I could not argue with him because, though I spent a great deal of time in the woods and considered myself a naturalist, I never truly knew one bird from another. Harriet with passion collected ferns and leaves and wrote down migration months in her scrap book, referring to flowers by dear latinic names, but I never remembered.
'What's your school like?' he said, 'not too bad?'
'Not bad. I've got used to it.'
'Being away from your parents will do you a power of good in the end. Develops your sense of identity.'
'It's jolly expensive.'
He asked how long were the holidays and spoke conventional platitudes about my missing Harriet, and the mischief we would get up to on her return. I said, Yes, I did miss her, and Yes, no doubt we would get up to one or two larks. I was filled with distaste as I spoke; not at my sentiments but at the restraint that made me couch them so childishly. While I talked uneasily I watched the bird's skull of his head nestle a space for itself in the sand. The time might come I felt when I would be moved to stretch out a hand and cradle his head against my palm. Softblown hair drifted over his skull, so vulnerable in its fragility. My hand in the pool opened and curled upwards. After an hour he sat up and said, 'I'd better be going.' But he did not move, only peered upwards at the sky. 'She'll be wondering where I am. It's not easy to fool someone you've lived with for so long. It's difficult for me to face her sometimes.'
I had to ask him questions. It was too good a chance to miss. Harriet would be delighted when I told her.
'What do you mean, fool her?'
'Oh, you know ... don't disappoint me, child.

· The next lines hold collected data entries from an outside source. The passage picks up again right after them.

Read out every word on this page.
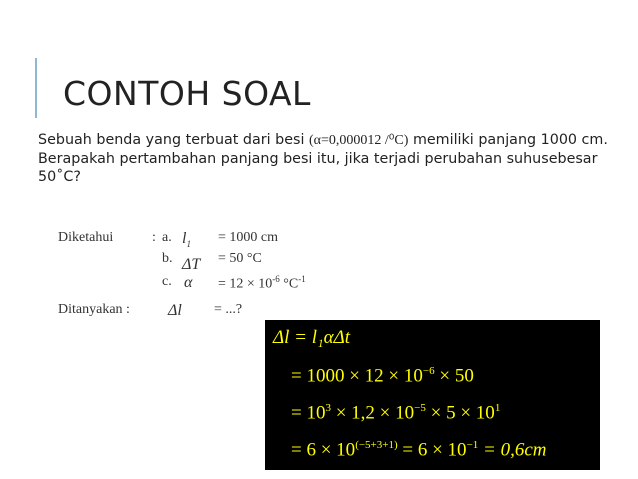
CONTOH SOAL
Sebuah benda yang terbuat dari besi (α=0,000012 /⁰C) memiliki panjang 1000 cm. Berapakah pertambahan panjang besi itu, jika terjadi perubahan suhusebesar 50˚C?
Diketahui	: a. $l_1 = 1000$ cm
b. ΔT = 50 °C
c. $\alpha = 12 \times 10^{-6}$ $^\circ C^{-1}$
Ditanyakan : Δl = ...?
Δl = l₁αΔt
= $1000 \times 12 \times 10^{-6} \times 50$
= $10^3 \times 1,2 \times 10^{-5} \times 5 \times 10^1$
= $6 \times 10^{(-5+3+1)} = 6 \times 10^{-1} = 0,6cm$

Fancy me going home and telling the wife I had been in the woods with you.' I said nothing and he continued, 'Will you tell your father you've been talking to me? No, of course not.'
I said for him, 'It doesn't do to tell them too much.'
He began to shake the sand from his clothes, swishing his trilby hat about in the air to dry it.

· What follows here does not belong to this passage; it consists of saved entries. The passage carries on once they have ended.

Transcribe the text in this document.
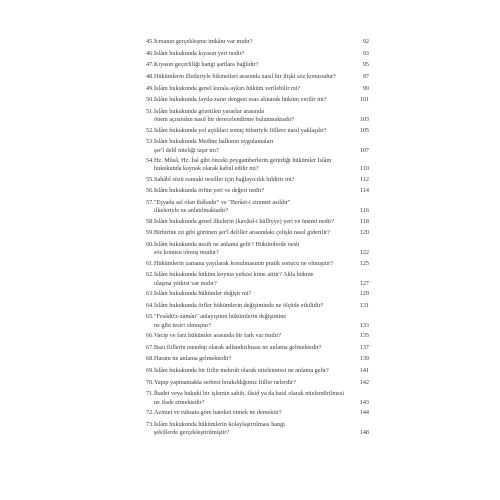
45. İcmanın gerçekleşme imkânı var mıdır?	92
46. İslâm hukukunda kıyasın yeri nedir?	93
47. Kıyasın geçerliliği hangi şartlara bağlıdır?	95
48. Hükümlerin illetleriyle hikmetleri arasında nasıl bir ilişki söz konusudur?	97
49. İslâm hukukunda genel kurala aykırı hüküm verilebilir mi?	99
50. İslâm hukukunda fayda-zarar dengesi esas alınarak hüküm verilir mi?	101
51. İslâm hukukunda gözetilen yararlar arasında
önem açısından nasıl bir derecelendirme bulunmaktadır?	103
52. İslâm hukukunda yol açtıkları sonuç itibariyle fiillere nasıl yaklaşılır?	105
53. İslâm hukukunda Medine halkının uygulamaları
şer'î delil niteliği taşır mı?	107
54. Hz. Mûsâ, Hz. Îsâ gibi önceki peygamberlerin getirdiği hükümler İslâm
hukukunda kaynak olarak kabul edilir mi?	110
55. Sahâbî sözü sonraki nesiller için bağlayıcılık bildirir mi?	112
56. İslâm hukukunda örfün yeri ve değeri nedir?	114
57. "Eşyada asl olan ibâhadır" ve "Berâet-i zimmet asıldır"
ilkeleriyle ne anlatılmaktadır?	116
58. İslâm hukukunda genel ilkelerin (kavâid-i külliyye) yeri ve önemi nedir?	118
59. Birbirine zıt gibi görünen şer'î deliller arasındaki çelişki nasıl giderilir?	120
60. İslâm hukukunda nesih ne anlama gelir? Hükümlerde nesh
söz konusu olmuş mudur?	122
61. Hükümlerin zamana yayılarak konulmasının pratik sonucu ne olmuştur?	125
62. İslâm hukukunda hüküm koyma yetkisi kime aittir? Akla hükme
ulaşma yetkisi var mıdır?	127
63. İslâm hukukunda hükümler değişir mi?	129
64. İslâm hukukunda örfler hükümlerin değişiminde ne ölçüde etkilidir?	131
65. "Fesâdü'z-zamân" anlayışının hükümlerin değişimine
ne gibi tesiri olmuştur?	133
66. Vacip ve farz hükümler arasında bir fark var mıdır?	135
67. Bazı fiillerin mendup olarak adlandırılması ne anlama gelmektedir?	137
68. Haram ne anlama gelmektedir?	139
69. İslâm hukukunda bir fiilin mekruh olarak nitelenmesi ne anlama gelir?	141
70. Yapıp yapmamakta serbest bırakıldığımız fiiller nelerdir?	142
71. İbadet veya hukuki bir işlemin sahih, fâsid ya da batıl olarak nitelendirilmesi
ne ifade etmektedir?	143
72. Azimet ve ruhsata göre hareket etmek ne demektir?	144
73. İslâm hukukunda hükümlerin kolaylaştırılması hangi
şekillerde gerçekleştirilmiştir?	148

'They always know there's something up,' I said. 'They know there's something, but if you don't tell them they can't be sure. But they do know. What will you tell her?'
'Oh, I don't know. She has such a dull life somehow. She belittles my coming down here to the shore, says I'm too old for that sort of thing any more. She doesn't know what sort of thing she means. Neither do I. I do no harm. I just walk down here and back again.'
'That's all Harriet and I do,' I said, not quite truthfully.
He was straightening the strands of his hair now, passing his hand restlessly over his skull. 'She'll be sitting in the dark listening to the wireless when I get in. I'll just pause in the hall, just for a moment to get my face right, even though she's in the dark. When I open the door she'll say, "It's a wonderful invention this you know, me sitting here with Max Jaffa playing just for me ..." and I'll see how empty the room is except for her sitting on the sofa in her cardigan and sandals and the room in darkness but for the orange dial on the wireless. And you see,' he looked at me now, 'she'll know I've been talking to someone. I won't be able to hide it. It will put her out.'
'Quite,' I said, thinking how feeble he was worrying about what she thought and what she might think. It was all right me and Harriet having such qualms about our parents, we did have to pretend to conform, but at his age it was awfully flabby. I wished I could convince him of his weakness but he was already standing up, holding his hat in both hands ready to go, if not eager then anxious to get back to her. I knew he had to walk home on his own, I knew that. My father might come to meet me; she might be at her gate; but it was soft of him not daring to. I said good night and we shook hands and he began to climb the hill slope to the pines. He stumbled, nearly fell, as I watched him. I wondered if he were old. He had never looked any different even when we were children. Was he old? I lay flat in case he turned to wave to me, covering my face with my hands. I shut my eyes tight and tried to see his face in the darkness. But I could not see him clearly. I saw his head and his trilby hat, but the face was blank and smooth as glass.